Translation Artifacts in Cross-lingual Transfer Learning
Mikel Artetxe, Gorka Labaka, Eneko Agirre
TL;DR
The paper investigates how translation-based data creation and translation artifacts affect cross-lingual transfer learning. By training models on Orig, BT, and MT variants and evaluating on original and translated test sets for NLI and QA, it reveals that artifact-driven changes—especially independent translation of premises and hypotheses—can substantially mislead performance, elevating Translate-Test and Zero-Shot results beyond what true cross-lingual generalization would suggest.
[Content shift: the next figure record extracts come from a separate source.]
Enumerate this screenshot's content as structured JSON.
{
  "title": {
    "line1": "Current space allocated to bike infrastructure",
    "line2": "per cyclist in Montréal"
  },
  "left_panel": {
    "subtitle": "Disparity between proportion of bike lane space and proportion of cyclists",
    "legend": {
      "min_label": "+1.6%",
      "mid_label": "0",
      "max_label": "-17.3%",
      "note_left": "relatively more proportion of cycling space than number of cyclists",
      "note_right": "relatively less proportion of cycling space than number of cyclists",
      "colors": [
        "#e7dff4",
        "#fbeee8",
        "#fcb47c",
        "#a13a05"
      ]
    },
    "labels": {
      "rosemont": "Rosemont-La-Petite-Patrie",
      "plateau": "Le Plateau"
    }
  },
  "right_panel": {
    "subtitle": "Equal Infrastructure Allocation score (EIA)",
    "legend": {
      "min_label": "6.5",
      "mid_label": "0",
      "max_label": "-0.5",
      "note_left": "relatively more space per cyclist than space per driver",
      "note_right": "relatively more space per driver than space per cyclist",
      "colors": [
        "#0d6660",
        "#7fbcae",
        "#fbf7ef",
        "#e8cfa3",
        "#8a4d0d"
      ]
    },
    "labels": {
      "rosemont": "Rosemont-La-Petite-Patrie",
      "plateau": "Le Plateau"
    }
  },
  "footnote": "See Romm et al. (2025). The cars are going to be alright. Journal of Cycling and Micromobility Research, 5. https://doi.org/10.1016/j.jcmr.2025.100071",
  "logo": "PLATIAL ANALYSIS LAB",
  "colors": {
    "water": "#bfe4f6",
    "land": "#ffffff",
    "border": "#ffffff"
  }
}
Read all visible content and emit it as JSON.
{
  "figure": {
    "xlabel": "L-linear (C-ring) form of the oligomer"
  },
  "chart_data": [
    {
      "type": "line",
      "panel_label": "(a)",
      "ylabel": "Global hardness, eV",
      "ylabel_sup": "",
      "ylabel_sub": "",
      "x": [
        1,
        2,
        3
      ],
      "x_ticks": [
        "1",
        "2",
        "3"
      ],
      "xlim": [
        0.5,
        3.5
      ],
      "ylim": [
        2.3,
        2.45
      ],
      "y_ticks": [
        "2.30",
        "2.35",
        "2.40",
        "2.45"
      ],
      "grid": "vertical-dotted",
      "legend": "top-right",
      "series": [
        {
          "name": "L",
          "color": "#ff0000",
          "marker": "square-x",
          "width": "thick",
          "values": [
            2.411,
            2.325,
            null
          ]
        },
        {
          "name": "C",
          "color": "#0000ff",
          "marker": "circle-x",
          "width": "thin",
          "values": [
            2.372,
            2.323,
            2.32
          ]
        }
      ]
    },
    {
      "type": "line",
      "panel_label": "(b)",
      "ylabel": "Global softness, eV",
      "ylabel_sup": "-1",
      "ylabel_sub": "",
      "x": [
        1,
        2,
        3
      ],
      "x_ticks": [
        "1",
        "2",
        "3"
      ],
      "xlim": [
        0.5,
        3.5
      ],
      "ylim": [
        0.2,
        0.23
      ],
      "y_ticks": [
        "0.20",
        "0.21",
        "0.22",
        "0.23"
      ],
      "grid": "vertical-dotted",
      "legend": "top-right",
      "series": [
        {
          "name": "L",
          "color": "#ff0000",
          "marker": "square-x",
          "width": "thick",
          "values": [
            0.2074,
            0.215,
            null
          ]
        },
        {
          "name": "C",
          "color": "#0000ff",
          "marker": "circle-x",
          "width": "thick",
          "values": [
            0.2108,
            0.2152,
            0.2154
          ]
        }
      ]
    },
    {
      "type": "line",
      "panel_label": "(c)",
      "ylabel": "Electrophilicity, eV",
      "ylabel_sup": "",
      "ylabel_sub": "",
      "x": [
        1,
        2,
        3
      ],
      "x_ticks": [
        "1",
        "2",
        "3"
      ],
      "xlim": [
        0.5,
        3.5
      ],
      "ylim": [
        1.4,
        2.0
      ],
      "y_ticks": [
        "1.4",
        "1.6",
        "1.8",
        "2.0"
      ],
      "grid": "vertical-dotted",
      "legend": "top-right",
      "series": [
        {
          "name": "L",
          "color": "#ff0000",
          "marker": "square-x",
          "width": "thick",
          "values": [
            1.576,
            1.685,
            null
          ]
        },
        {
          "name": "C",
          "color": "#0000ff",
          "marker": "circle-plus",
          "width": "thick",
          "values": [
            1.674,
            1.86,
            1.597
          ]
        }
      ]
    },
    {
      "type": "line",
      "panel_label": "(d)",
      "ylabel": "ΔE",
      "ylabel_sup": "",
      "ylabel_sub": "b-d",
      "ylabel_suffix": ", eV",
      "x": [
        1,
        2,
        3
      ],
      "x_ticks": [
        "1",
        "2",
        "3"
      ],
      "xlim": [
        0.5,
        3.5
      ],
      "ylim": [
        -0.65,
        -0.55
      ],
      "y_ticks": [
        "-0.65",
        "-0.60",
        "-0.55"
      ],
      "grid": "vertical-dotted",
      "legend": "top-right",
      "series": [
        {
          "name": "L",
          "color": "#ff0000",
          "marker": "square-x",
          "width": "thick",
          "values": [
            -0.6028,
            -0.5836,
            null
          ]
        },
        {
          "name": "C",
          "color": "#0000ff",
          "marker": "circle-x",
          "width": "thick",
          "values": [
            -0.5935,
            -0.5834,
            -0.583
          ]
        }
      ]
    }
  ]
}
The authors demonstrate that back-translation paraphrasing and machine translation of training data can close much of the Translate-Test gap, and they achieve state-of-the-art improvements on XNLI using a single MT system, while also showing QA effects are benchmark-dependent. They advocate rethinking evaluation protocols and benchmark design to account for translation artifacts and provide a Spanish-language NLI dataset to spur future cross-lingual analysis.
Abstract
Both human and machine translation play a central role in cross-lingual transfer learning: many multilingual datasets have been created through professional translation services, and using machine translation to translate either the test set or the training set is a widely used transfer technique. In this paper, we show that such translation process can introduce subtle artifacts that have a notable impact in existing cross-lingual models. For instance, in natural language inference, translating the premise and the hypothesis independently can reduce the lexical overlap between them, which current models are highly sensitive to. We show that some previous findings in cross-lingual transfer learning need to be reconsidered in the light of this phenomenon. Based on the gained insights, we also improve the state-of-the-art in XNLI for the translate-test and zero-shot approaches by 4.3 and 2.8 points, respectively.